Saturday, April 26, 2008

Hillary Clinton's losing by a neck

Article taken from Stuff.co.nz.

ROSEMARY MCLEOD - Sunday Star Times Sunday, 27 April 2008
Looking at that photograph of Hillary Clinton last week, I sensed impending doom. No good can possibly come of wearing big silk scarves. She's bound to lose the Democratic Party nomination on this basis alone.

Hers has been a plucky fight, as even reluctant commentators admit. She plugs away there, tailing slick Barack Obama, willing herself to become the first woman American president, yet draping herself in those unfortunate hunks of cloth that declare the game's up already.

There comes a time in a woman's life when old age dances in middle distance. Once it was a remote impossibility; now it looms in every wrinkle.

Suddenly she falls for facial creams that cost a lot and do little; cuts her hair short in the deluded belief that this makes her look young, when it only emphasises her slackening jawline; and a facelift seems to make more sense than renovating her kitchen.

Some think of toy boys at this point. Others enter politics, that haven for the desperate and the redundant. It can't be helped.

I feel sure Hillary's had eye work done in advance of this campaign. The rest of us have a mass of wrinkles and soft skin draping what were formerly our eyes which, in the privacy of our own bathrooms, we can fiddle with and stretch in quiet alarm. Well, she can afford it.

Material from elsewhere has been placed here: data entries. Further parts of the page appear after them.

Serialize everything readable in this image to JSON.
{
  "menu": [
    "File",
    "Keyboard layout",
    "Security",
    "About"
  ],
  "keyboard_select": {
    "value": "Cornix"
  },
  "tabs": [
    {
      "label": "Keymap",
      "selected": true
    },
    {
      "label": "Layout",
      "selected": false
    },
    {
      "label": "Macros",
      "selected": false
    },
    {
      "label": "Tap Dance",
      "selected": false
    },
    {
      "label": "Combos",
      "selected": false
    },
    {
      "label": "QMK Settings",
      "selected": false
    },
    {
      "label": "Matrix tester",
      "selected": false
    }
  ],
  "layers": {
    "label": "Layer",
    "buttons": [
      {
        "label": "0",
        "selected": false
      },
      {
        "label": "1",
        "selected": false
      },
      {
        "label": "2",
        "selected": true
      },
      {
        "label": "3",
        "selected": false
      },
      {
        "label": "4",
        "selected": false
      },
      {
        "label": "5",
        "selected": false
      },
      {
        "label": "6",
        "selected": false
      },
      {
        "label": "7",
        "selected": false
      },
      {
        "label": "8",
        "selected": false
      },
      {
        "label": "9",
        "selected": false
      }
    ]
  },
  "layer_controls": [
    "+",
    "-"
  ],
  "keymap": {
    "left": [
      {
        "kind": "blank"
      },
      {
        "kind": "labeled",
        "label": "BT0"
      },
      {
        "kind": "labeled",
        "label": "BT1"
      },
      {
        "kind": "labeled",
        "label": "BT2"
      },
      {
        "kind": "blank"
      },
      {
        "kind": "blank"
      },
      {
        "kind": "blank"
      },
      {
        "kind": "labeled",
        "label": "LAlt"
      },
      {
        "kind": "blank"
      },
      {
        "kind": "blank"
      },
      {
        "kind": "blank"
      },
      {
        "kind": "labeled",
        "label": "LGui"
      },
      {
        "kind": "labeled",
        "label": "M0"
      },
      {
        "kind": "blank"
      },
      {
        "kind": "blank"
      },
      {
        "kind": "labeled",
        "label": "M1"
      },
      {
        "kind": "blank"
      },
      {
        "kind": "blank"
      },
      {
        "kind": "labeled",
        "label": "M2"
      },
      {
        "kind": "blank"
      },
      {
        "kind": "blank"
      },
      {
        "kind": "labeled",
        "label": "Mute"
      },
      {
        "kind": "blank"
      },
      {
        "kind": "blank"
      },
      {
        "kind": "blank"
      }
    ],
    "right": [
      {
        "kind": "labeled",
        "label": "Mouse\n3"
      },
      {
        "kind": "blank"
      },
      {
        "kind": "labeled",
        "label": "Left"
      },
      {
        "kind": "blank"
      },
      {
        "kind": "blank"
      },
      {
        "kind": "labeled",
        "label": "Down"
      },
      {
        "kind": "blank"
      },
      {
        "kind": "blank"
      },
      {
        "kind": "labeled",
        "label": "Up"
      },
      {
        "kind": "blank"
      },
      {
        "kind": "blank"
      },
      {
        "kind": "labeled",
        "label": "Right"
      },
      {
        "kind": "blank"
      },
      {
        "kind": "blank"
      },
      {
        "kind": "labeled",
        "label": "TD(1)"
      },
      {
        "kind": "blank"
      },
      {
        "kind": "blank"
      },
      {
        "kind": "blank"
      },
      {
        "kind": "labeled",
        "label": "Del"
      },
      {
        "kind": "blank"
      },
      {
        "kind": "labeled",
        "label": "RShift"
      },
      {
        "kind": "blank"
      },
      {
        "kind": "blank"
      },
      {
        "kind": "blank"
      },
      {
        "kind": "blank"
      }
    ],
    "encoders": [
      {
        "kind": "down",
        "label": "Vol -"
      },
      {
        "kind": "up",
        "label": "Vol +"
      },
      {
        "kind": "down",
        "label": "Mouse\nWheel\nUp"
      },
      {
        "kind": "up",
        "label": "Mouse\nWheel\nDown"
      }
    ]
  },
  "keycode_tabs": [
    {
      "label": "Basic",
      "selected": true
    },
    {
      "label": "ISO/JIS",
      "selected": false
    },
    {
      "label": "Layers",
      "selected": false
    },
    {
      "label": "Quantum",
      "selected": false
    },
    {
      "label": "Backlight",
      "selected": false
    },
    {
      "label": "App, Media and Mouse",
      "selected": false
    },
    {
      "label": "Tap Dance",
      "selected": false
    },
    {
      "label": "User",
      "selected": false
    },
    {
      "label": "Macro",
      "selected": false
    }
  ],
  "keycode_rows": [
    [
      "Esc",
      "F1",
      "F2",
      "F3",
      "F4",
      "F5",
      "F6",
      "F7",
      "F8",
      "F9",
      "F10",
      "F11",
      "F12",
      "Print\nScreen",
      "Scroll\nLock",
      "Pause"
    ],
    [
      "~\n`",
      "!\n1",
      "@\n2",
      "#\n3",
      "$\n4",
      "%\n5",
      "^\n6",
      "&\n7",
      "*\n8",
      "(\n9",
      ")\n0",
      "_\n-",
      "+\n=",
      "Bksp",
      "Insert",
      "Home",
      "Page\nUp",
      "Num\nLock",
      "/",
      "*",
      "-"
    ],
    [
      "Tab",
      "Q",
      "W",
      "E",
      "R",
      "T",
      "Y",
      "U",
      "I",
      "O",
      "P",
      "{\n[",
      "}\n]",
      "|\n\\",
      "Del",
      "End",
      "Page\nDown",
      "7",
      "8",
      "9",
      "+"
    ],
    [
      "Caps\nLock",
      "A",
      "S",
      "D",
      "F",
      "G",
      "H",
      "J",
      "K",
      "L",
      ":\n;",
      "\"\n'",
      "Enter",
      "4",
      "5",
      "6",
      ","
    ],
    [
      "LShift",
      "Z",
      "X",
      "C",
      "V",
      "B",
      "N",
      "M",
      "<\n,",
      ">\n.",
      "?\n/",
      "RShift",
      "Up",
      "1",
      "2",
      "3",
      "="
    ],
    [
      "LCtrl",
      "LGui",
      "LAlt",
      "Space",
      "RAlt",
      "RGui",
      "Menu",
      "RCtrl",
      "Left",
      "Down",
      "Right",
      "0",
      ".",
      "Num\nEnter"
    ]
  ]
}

She has taken the sensible path of perpetual blondeness, which I also intend to cling to till I pop my clogs, but in the quest for power she's also taken on that dreadful robe of office, the Hermes scarf and its near relations.

The nearly old - and the old already - wear them softly knotted and draped, as she did last week, over boring tailored suits. They are a declaration that if glamour must be denied them, or their old suit hasn't worn out yet, at least they can spend a fortune on a square of rag with pictures on it.

Then, God forbid, they take to poking pearl necklaces underneath them.
The square scarf is a strange thing with no legitimate function other than conferring blandness on all who wear it.

It has often been a gift, one of those neutral ones that go to aunts who people don't know very well, or to mothers-in-law who have to be given something after your overseas trip, or they'll throw a wobbly. It lives in dressing table drawers with bottles of 4711.

It means nothing unless its label is subtly visible, although those who love a designer scarf can spot their design from a hundred metres away. They have so little else to think about.
I don't know why Hillary wears them, unless it's to make her look sexless, which it does. A woman has to be sexless looking if she seeks power, or nobody will take her seriously.
Yet she can't be downright ugly, and her grooming should be immaculate. A scarf confers, I guess, an air of aunt- dom that makes a woman unthreatening, and makes it look as if she kind of weakly tried. How awful.

And what a mistake such outsized bibs have proved to be. They make you think of other doomed female leaders like India's Indira Gandhi, or Pakistan's Benazir Bhutto, who likewise draped fabric about them. And that brings me to the pashmina, a crime Hillary has also been guilty of.

Of all the horrors of the past 20 years that western women have taken upon themselves, surely this glorified bedspread is the most unfortunate. To wear a pashmina is to abandon hope. At best, it's to enter the camp world of an Oscar Wilde play, metaphorically bellowing, "A handbag?!"

A woman in a pashmina is a yacht in full sail without its beauty, a bosom rampant, an alarming baby in pastel swaddling clothes, a declared matriarch and scourge of all that is vibrant and young.

I would cross the street to avoid one headed in my direction, and I avoid literary gatherings for fear of being suffocated in their drapes.

I'd rather walk naked down Lambton Quay than submit to draping either a scarf or a pashmina about me. I have my tragic pride.

So why doesn't Hillary? Doesn't she understand that people don't really want to be governed by aunties? Hasn't she heard about the trouble it's caused us here, where it all began? The joining together of crones to warble tunelessly at Labour Party conferences is the least of it.

That photograph of Hillary makes me feel a slight fondness for Helen Clark. Whatever else she's done, she's surely never strutted the world stage in a spooky pashmina, and I doubt whether she's keen to humiliate herself with a strand of cultured pearls.